Hypnose Flash, hypnose rapide et instantanée

Les processus historiques simplifiés.

 
L’histoire de l’hypnose qui nous est parvenue m’a permis d’observer que les inductions hypnotiques, dans leurs formes, rituelles et communicationnelles, ont plus évolué conceptuellement que fondamentalement. Certes, le fossé est immense entre le magnétisme animal (1) de Franz-Anton Mesmer (1734-1815) et le monoïdéisme de James Braid (2) (1795-1860).

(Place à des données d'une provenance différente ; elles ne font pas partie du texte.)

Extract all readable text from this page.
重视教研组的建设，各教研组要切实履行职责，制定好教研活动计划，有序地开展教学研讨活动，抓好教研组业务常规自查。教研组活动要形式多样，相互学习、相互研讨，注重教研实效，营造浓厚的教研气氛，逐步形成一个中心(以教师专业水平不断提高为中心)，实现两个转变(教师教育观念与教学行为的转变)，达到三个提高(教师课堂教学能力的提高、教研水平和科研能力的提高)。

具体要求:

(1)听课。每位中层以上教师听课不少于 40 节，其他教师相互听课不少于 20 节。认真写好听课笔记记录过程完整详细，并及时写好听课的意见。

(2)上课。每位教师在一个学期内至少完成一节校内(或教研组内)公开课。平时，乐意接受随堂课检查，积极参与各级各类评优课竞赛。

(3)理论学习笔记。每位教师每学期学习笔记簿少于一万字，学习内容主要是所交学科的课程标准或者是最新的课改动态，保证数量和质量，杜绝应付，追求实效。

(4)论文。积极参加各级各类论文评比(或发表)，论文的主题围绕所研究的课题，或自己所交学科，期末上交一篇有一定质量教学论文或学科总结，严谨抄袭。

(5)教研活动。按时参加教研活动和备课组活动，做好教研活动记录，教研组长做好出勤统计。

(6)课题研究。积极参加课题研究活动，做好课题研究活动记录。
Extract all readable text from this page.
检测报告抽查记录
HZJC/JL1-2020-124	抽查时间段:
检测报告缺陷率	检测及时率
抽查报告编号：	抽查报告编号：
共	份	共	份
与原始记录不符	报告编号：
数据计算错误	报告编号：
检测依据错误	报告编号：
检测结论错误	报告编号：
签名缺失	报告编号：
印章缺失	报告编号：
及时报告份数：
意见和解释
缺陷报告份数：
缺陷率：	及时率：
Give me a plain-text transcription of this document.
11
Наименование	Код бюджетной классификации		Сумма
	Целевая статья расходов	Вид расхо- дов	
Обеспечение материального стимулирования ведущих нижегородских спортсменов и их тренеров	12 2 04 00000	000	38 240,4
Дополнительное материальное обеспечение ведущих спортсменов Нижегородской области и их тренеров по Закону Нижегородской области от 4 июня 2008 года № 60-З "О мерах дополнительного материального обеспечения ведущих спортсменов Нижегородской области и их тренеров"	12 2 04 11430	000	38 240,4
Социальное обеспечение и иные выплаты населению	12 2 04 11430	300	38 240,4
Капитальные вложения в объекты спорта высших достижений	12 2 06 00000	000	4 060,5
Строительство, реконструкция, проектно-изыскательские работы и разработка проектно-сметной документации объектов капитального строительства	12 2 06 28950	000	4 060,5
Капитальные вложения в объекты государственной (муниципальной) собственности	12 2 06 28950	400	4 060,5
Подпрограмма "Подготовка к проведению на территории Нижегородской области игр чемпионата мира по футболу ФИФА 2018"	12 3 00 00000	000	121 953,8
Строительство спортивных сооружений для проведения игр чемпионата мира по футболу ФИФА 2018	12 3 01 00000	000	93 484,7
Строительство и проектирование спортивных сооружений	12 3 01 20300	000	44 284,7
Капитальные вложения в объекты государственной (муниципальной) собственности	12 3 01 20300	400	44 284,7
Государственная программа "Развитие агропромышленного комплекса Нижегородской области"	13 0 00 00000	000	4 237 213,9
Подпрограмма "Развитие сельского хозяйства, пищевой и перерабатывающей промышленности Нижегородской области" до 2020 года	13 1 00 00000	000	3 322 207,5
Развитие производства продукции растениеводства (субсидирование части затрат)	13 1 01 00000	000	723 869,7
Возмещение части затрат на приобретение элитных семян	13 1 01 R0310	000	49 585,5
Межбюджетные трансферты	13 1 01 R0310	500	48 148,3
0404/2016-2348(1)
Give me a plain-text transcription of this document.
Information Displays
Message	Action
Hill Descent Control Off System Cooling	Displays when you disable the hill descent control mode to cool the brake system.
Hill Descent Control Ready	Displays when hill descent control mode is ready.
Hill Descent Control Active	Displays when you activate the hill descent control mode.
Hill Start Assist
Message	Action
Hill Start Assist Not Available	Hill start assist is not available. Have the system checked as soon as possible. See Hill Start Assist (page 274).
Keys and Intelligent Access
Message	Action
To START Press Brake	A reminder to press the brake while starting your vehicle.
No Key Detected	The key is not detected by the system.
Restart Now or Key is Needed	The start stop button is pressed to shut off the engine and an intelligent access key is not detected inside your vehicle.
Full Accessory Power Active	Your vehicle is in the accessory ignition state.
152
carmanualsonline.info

En effet, ce dernier va emprunter au Baron Hénin de Cuvilliers (3) (1755-1841) le vocable « Hypnotisme » et le définir comme étant : « Un état particulier du système nerveux, déterminé par des manœuvres artificielles ou encore, un état particulier du système nerveux, amené par la concentration fixe et abstraite de l’œil mental, sur un objet, qui n’est pas par lui-même de nature excitante. »(4)
 
Précurseur de Charcot, Braid pose sa théorie de l’hypnose comme état neurologique spécifique et réfute définitivement toute idée de fluide. Il donne naissance au « Braïdisme » en induisant l’hypnose par monoïdéisme qui consiste en « […], une diminution de la faculté d’attention amenée par la pensée exclusivement attachée à un objet unique, à une pensée unique »(5).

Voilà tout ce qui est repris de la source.